CC&D Psychiatric Liaison Service or the medical team can signpost the patient into other appropriate services.
Who we see
- Patients who are confused due to suspected or known dementia, of any age.
- Patients with functional mental illness who are 75 years or over.
Who we do not see
- Patients who are already on the caseload of the Adult Integrated Community Mental Health Team (ICMHT) should be referred to the Adult Psychiatric Liaison Service.
- Patients presenting with deliberate self-harm (these patients should be referred for initial assessment and risk by the Adult Psychiatric Liaison service for RCHT patients and CMHT’s with other hospital settings).
- Patients who are dependent on alcohol or other substances (these patients should be referred for assessment by the specialist Alcohol Liaison team within RCHT).
- Patients requiring ongoing psychological therapies/interventions.
Referral to the service
We accept referrals from professionals in health and social care.
Referrals to the service can must be completed via Maxims (internal hospital referral system) selecting “Psychiatric Liaison Service” – Complex Care and Dementia. This is the preferred route.
If refers do not have access to Maxims referrals should be made using the team referral form. This should be sent to the team’s generic email address – email@example.com.

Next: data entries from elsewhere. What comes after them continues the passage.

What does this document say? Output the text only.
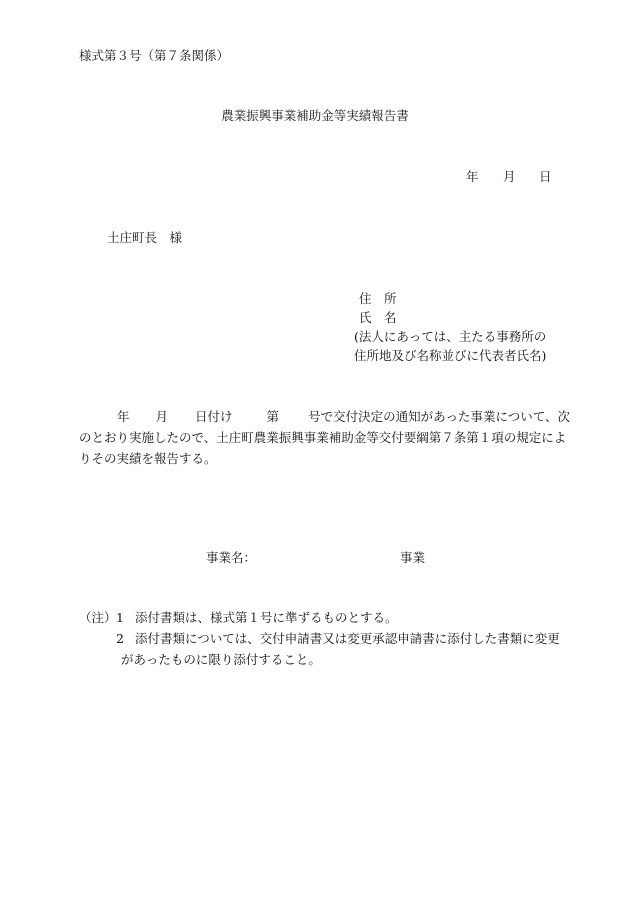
様式第３号（第７条関係）
農業振興事業補助金等実績報告書
年 月 日
土庄町長　様
住　所
氏　名
(法人にあっては、主たる事務所の
住所地及び名称並びに代表者氏名)
年 月 日付け	第 号で交付決定の通知があった事業について、次
のとおり実施したので、土庄町農業振興事業補助金等交付要綱第７条第１項の規定によ
りその実績を報告する。
事業名：	事業
（注） 1 添付書類は、様式第１号に準ずるものとする。
2 添付書類については、交付申請書又は変更承認申請書に添付した書類に変更
があったものに限り添付すること。
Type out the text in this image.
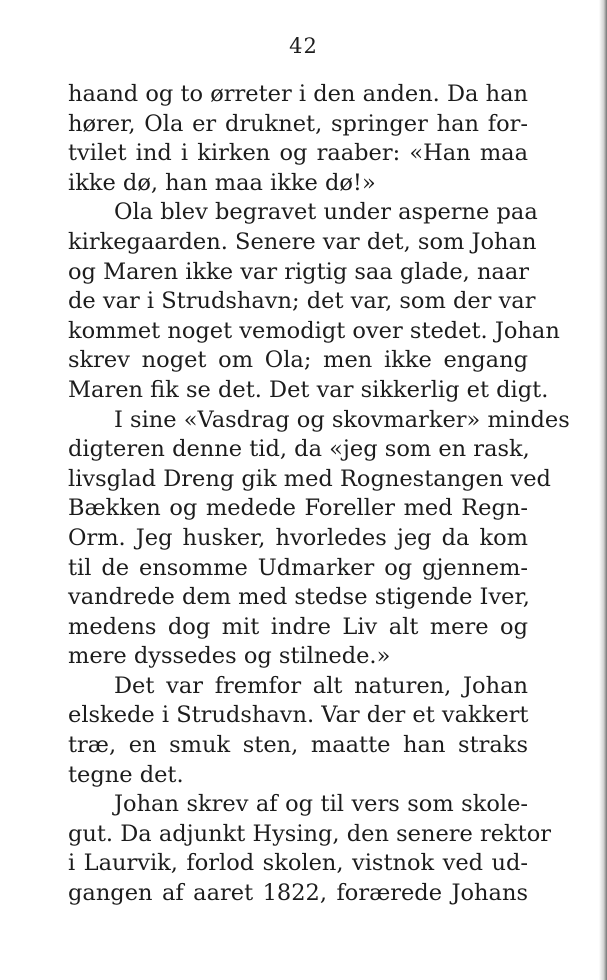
42
haand og to ørreter i den anden. Da han
hører, Ola er druknet, springer han for-
tvilet ind i kirken og raaber: «Han maa
ikke dø, han maa ikke dø!»
Ola blev begravet under asperne paa
kirkegaarden. Senere var det, som Johan
og Maren ikke var rigtig saa glade, naar
de var i Strudshavn; det var, som der var
kommet noget vemodigt over stedet. Johan
skrev noget om Ola; men ikke engang
Maren fik se det. Det var sikkerlig et digt.
I sine «Vasdrag og skovmarker» mindes
digteren denne tid, da «jeg som en rask,
livsglad Dreng gik med Rognestangen ved
Bækken og medede Foreller med Regn-
Orm. Jeg husker, hvorledes jeg da kom
til de ensomme Udmarker og gjennem-
vandrede dem med stedse stigende Iver,
medens dog mit indre Liv alt mere og
mere dyssedes og stilnede.»
Det var fremfor alt naturen, Johan
elskede i Strudshavn. Var der et vakkert
træ, en smuk sten, maatte han straks
tegne det.
Johan skrev af og til vers som skole-
gut. Da adjunkt Hysing, den senere rektor
i Laurvik, forlod skolen, vistnok ved ud-
gangen af aaret 1822, forærede Johans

We aim to make contact with all referrers to the service for an initial telephone triage by the end of the following working day. However we will endeavour to respond to more urgent referrals in particular from the Emergency Department (ED) on the same working day where at all possible. Urgent enquires can be made via telephone – 01872 252930.
TIA and Mini Stroke Clinic
The TIA Clinic is a one stop, multi-disciplinary, rapid access service for patients with Transient Ischaemic Attack (TIA or mini-stroke)
The TIA and Mini Stroke Clinic is a one stop, multi-disciplinary, rapid access service for patients with Transient Ischaemic Attack (TIA or mini-stroke) providing secondary prevention to reduce the incidence of stroke and unnecessary acute hospital admissions.
Clinics are held 7 days a week at Royal Cornwall Hospital Treliske and are staffed by a Consultant, Stroke Nurse, Clinical Vascular Scientist and Clinic Nurse. Referrals are triaged on receipt and if assessed as ‘high risk’ we aim to see the patient within 24 hours.
Following TIA Clinic the local Stroke Specialist Nurse Team will be informed of patient’s diagnosed with TIA or Stroke and will arrange a follow-up appointment either at home or in clinic according to the patient’s clinical needs.